Wolfe likes to keep busy and shifted towards film direction with 2004’s HBO film Lackawanna Blues. But in both his plays and his films, whether in the framing of an actor’s face or the detailed depictions of a city or time period, Wolfe’s steadfast attention to detail shines through. Speaking to Variety about Wolfe as director, Viola Davis said: “George is both intuitive and hands on,” adding, “He also can give a word that opens up a wellspring of emotions that can completely release you. He is an artist.” And it’s his unyielding passion for great stories and people’s motivations that continues to inspire his creativity. “I read a fact or I discover somebody doing something unbelievably heroic, or unbelievably foolish, or unbelievably tragic or something that was incredibly foolish, tragic, and heroic all at the exact same time and then I become obsessed,” he says.

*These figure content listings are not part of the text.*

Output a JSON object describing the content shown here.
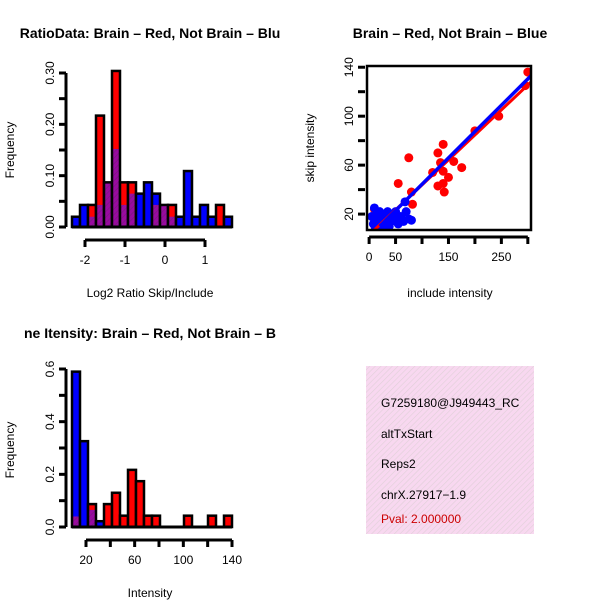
{
  "colors": {
    "red": "#ff0000",
    "blue": "#0000ff",
    "purple": "#9a0aa0",
    "info_bg": "#f8d8f0",
    "pval": "#cc0000"
  },
  "chart_data": [
    {
      "type": "bar",
      "title": "RatioData: Brain – Red, Not Brain – Blu",
      "xlabel": "Log2 Ratio Skip/Include",
      "ylabel": "Frequency",
      "xlim": [
        -2.325,
        1.675
      ],
      "ylim": [
        0,
        0.3
      ],
      "bin_start": -2.325,
      "bin_width": 0.2,
      "xticks": [
        "-2",
        "-1",
        "0",
        "1"
      ],
      "xtick_values": [
        -2,
        -1,
        0,
        1
      ],
      "yticks": [
        "0.00",
        "0.10",
        "0.20",
        "0.30"
      ],
      "ytick_values": [
        0,
        0.05,
        0.1,
        0.15,
        0.2,
        0.25,
        0.3
      ],
      "series": [
        {
          "name": "Brain",
          "values": [
            0,
            0,
            0.043,
            0.217,
            0.087,
            0.304,
            0.087,
            0.087,
            0,
            0,
            0.043,
            0.043,
            0.043,
            0,
            0,
            0,
            0,
            0,
            0.043,
            0
          ]
        },
        {
          "name": "Not Brain",
          "values": [
            0.02,
            0.043,
            0.02,
            0.043,
            0.087,
            0.152,
            0.043,
            0.065,
            0.065,
            0.087,
            0.065,
            0.043,
            0.02,
            0.02,
            0.109,
            0.02,
            0.043,
            0.02,
            0,
            0.02
          ]
        }
      ]
    },
    {
      "type": "scatter",
      "title": "Brain – Red, Not Brain – Blue",
      "xlabel": "include intensity",
      "ylabel": "skip intensity",
      "xlim": [
        -4,
        306
      ],
      "ylim": [
        7,
        141
      ],
      "xticks": [
        "0",
        "50",
        "150",
        "250"
      ],
      "xtick_values": [
        0,
        50,
        100,
        150,
        200,
        250,
        300
      ],
      "xtick_labeled": [
        0,
        50,
        150,
        250
      ],
      "yticks": [
        "20",
        "60",
        "100",
        "140"
      ],
      "ytick_values": [
        20,
        40,
        60,
        80,
        100,
        120,
        140
      ],
      "ytick_labeled": [
        20,
        60,
        100,
        140
      ],
      "series": [
        {
          "name": "Brain",
          "points": [
            [
              300,
              136
            ],
            [
              295,
              125
            ],
            [
              245,
              100
            ],
            [
              200,
              88
            ],
            [
              140,
              77
            ],
            [
              130,
              70
            ],
            [
              75,
              66
            ],
            [
              55,
              45
            ],
            [
              80,
              38
            ],
            [
              82,
              28
            ],
            [
              120,
              54
            ],
            [
              135,
              62
            ],
            [
              140,
              55
            ],
            [
              150,
              50
            ],
            [
              160,
              63
            ],
            [
              175,
              58
            ],
            [
              130,
              43
            ],
            [
              140,
              45
            ],
            [
              142,
              38
            ],
            [
              10,
              24
            ],
            [
              18,
              14
            ],
            [
              30,
              18
            ]
          ],
          "fit": [
            [
              5,
              5
            ],
            [
              306,
              128
            ]
          ]
        },
        {
          "name": "Not Brain",
          "points": [
            [
              5,
              18
            ],
            [
              8,
              12
            ],
            [
              10,
              25
            ],
            [
              12,
              16
            ],
            [
              15,
              20
            ],
            [
              18,
              10
            ],
            [
              20,
              22
            ],
            [
              22,
              14
            ],
            [
              25,
              18
            ],
            [
              28,
              12
            ],
            [
              30,
              20
            ],
            [
              32,
              16
            ],
            [
              35,
              22
            ],
            [
              38,
              10
            ],
            [
              40,
              18
            ],
            [
              42,
              14
            ],
            [
              45,
              20
            ],
            [
              48,
              16
            ],
            [
              50,
              22
            ],
            [
              55,
              12
            ],
            [
              60,
              18
            ],
            [
              65,
              14
            ],
            [
              68,
              30
            ],
            [
              70,
              22
            ],
            [
              75,
              16
            ],
            [
              80,
              15
            ],
            [
              12,
              8
            ],
            [
              25,
              9
            ],
            [
              15,
              14
            ],
            [
              35,
              13
            ]
          ],
          "fit": [
            [
              20,
              10
            ],
            [
              306,
              133
            ]
          ]
        }
      ]
    },
    {
      "type": "bar",
      "title": "ne Itensity: Brain – Red, Not Brain – B",
      "xlabel": "Intensity",
      "ylabel": "Frequency",
      "xlim": [
        8.5,
        140
      ],
      "ylim": [
        0,
        0.6
      ],
      "bin_start": 8.5,
      "bin_width": 6.575,
      "xticks": [
        "20",
        "60",
        "100",
        "140"
      ],
      "xtick_values": [
        20,
        40,
        60,
        80,
        100,
        120,
        140
      ],
      "xtick_labeled": [
        20,
        60,
        100,
        140
      ],
      "yticks": [
        "0.0",
        "0.2",
        "0.4",
        "0.6"
      ],
      "ytick_values": [
        0,
        0.1,
        0.2,
        0.3,
        0.4,
        0.5,
        0.6
      ],
      "ytick_labeled": [
        0,
        0.2,
        0.4,
        0.6
      ],
      "series": [
        {
          "name": "Brain",
          "values": [
            0.04,
            0,
            0.087,
            0,
            0.087,
            0.13,
            0.043,
            0.217,
            0.174,
            0.043,
            0.043,
            0,
            0,
            0,
            0.043,
            0,
            0,
            0.043,
            0,
            0.043
          ]
        },
        {
          "name": "Not Brain",
          "values": [
            0.59,
            0.326,
            0.065,
            0.022,
            0,
            0,
            0,
            0,
            0,
            0,
            0,
            0,
            0,
            0,
            0,
            0,
            0,
            0,
            0,
            0
          ]
        }
      ]
    }
  ],
  "info": {
    "id": "G7259180@J949443_RC",
    "type": "altTxStart",
    "reps": "Reps2",
    "location": "chrX.27917−1.9",
    "pval": "Pval: 2.000000"
  }
}
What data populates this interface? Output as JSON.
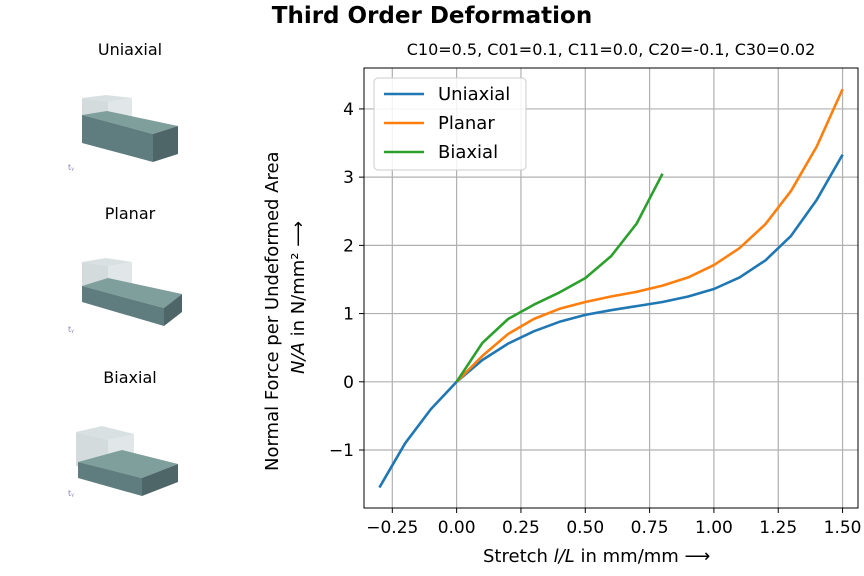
{
  "figure_title": "Third Order Deformation",
  "thumbnails": [
    {
      "title": "Uniaxial",
      "axes_label": "tᵧ"
    },
    {
      "title": "Planar",
      "axes_label": "tᵧ"
    },
    {
      "title": "Biaxial",
      "axes_label": "tᵧ"
    }
  ],
  "colors": {
    "uniaxial": "#1f77b4",
    "planar": "#ff7f0e",
    "biaxial": "#2ca02c",
    "grid": "#b0b0b0",
    "block_top": "#7f9f9c",
    "block_front": "#5f7d7e",
    "block_side": "#4e6668",
    "ghost": "#c8d2d4"
  },
  "chart_data": {
    "type": "line",
    "title": "C10=0.5, C01=0.1, C11=0.0, C20=-0.1, C30=0.02",
    "xlabel_main": "Stretch",
    "xlabel_var": "l/L",
    "xlabel_unit": "in mm/mm ⟶",
    "ylabel_line1": "Normal Force per Undeformed Area",
    "ylabel_var": "N/A",
    "ylabel_unit": "in N/mm² ⟶",
    "xlim": [
      -0.36,
      1.56
    ],
    "ylim": [
      -1.85,
      4.6
    ],
    "xticks": [
      -0.25,
      0.0,
      0.25,
      0.5,
      0.75,
      1.0,
      1.25,
      1.5
    ],
    "xtick_labels": [
      "−0.25",
      "0.00",
      "0.25",
      "0.50",
      "0.75",
      "1.00",
      "1.25",
      "1.50"
    ],
    "yticks": [
      -1,
      0,
      1,
      2,
      3,
      4
    ],
    "ytick_labels": [
      "−1",
      "0",
      "1",
      "2",
      "3",
      "4"
    ],
    "grid": true,
    "legend_position": "top-left",
    "series": [
      {
        "name": "Uniaxial",
        "color_key": "uniaxial",
        "x": [
          -0.3,
          -0.2,
          -0.1,
          0.0,
          0.1,
          0.2,
          0.3,
          0.4,
          0.5,
          0.6,
          0.7,
          0.8,
          0.9,
          1.0,
          1.1,
          1.2,
          1.3,
          1.4,
          1.5
        ],
        "y": [
          -1.55,
          -0.9,
          -0.4,
          0.0,
          0.32,
          0.56,
          0.74,
          0.88,
          0.98,
          1.05,
          1.11,
          1.17,
          1.25,
          1.36,
          1.53,
          1.78,
          2.14,
          2.67,
          3.33
        ]
      },
      {
        "name": "Planar",
        "color_key": "planar",
        "x": [
          0.0,
          0.1,
          0.2,
          0.3,
          0.4,
          0.5,
          0.6,
          0.7,
          0.8,
          0.9,
          1.0,
          1.1,
          1.2,
          1.3,
          1.4,
          1.5
        ],
        "y": [
          0.0,
          0.38,
          0.7,
          0.92,
          1.07,
          1.17,
          1.25,
          1.32,
          1.41,
          1.53,
          1.71,
          1.96,
          2.31,
          2.8,
          3.45,
          4.29
        ]
      },
      {
        "name": "Biaxial",
        "color_key": "biaxial",
        "x": [
          0.0,
          0.1,
          0.2,
          0.3,
          0.4,
          0.5,
          0.6,
          0.7,
          0.8
        ],
        "y": [
          0.0,
          0.57,
          0.92,
          1.13,
          1.31,
          1.52,
          1.84,
          2.32,
          3.05
        ]
      }
    ]
  }
}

A dazzling performance: Chadwick Boseman in Ma Rainey’s Black Bottom (Netflix)

As an African American director who brought the voices of Black America to a wider audience in the Eighties and Nineties, Wolfe is one of the forebearers to the current roster of Black film-makers such as Jordan Peele, Donald Glover and Boots Riley. But although he is excited to see so many Black creatives getting their dues, he is sceptical about the idea of a so-called Black renaissance in film and TV.

“Great work is happening now,” says Wolfe, “but it’s complicated for me because there have been many brilliant artists who tried to work in films in America and could only go so far – artists of colour, primarily Black artists, who tried to stake a claim to this.” He adds, laughing, “that tempers my ‘yay, renaissance’ [feeling] just a touch.”

While a renaissance may not be on Wolfe’s mind right now, he has always been focused on nurturing talent, such as the playwrights he brought on while he was the artistic director of the Public Theater in New York in the Nineties. In hindsight, they were “maybe a little bit like Levee, foolish and a bit of a knucklehead” in their youthful eagerness to showcase their talent, but the interesting stories they told have kept him going throughout his career. Those tales and ideas “inspired me to want to nurture them and support them the way I have been nurtured and supported”, says Wolfe. “If we tell stories that are about survival and miraculous people doing miraculous things in not the best of circumstances, I think those stories are very important. I feel as though it’s my job to contribute stories of possibility.”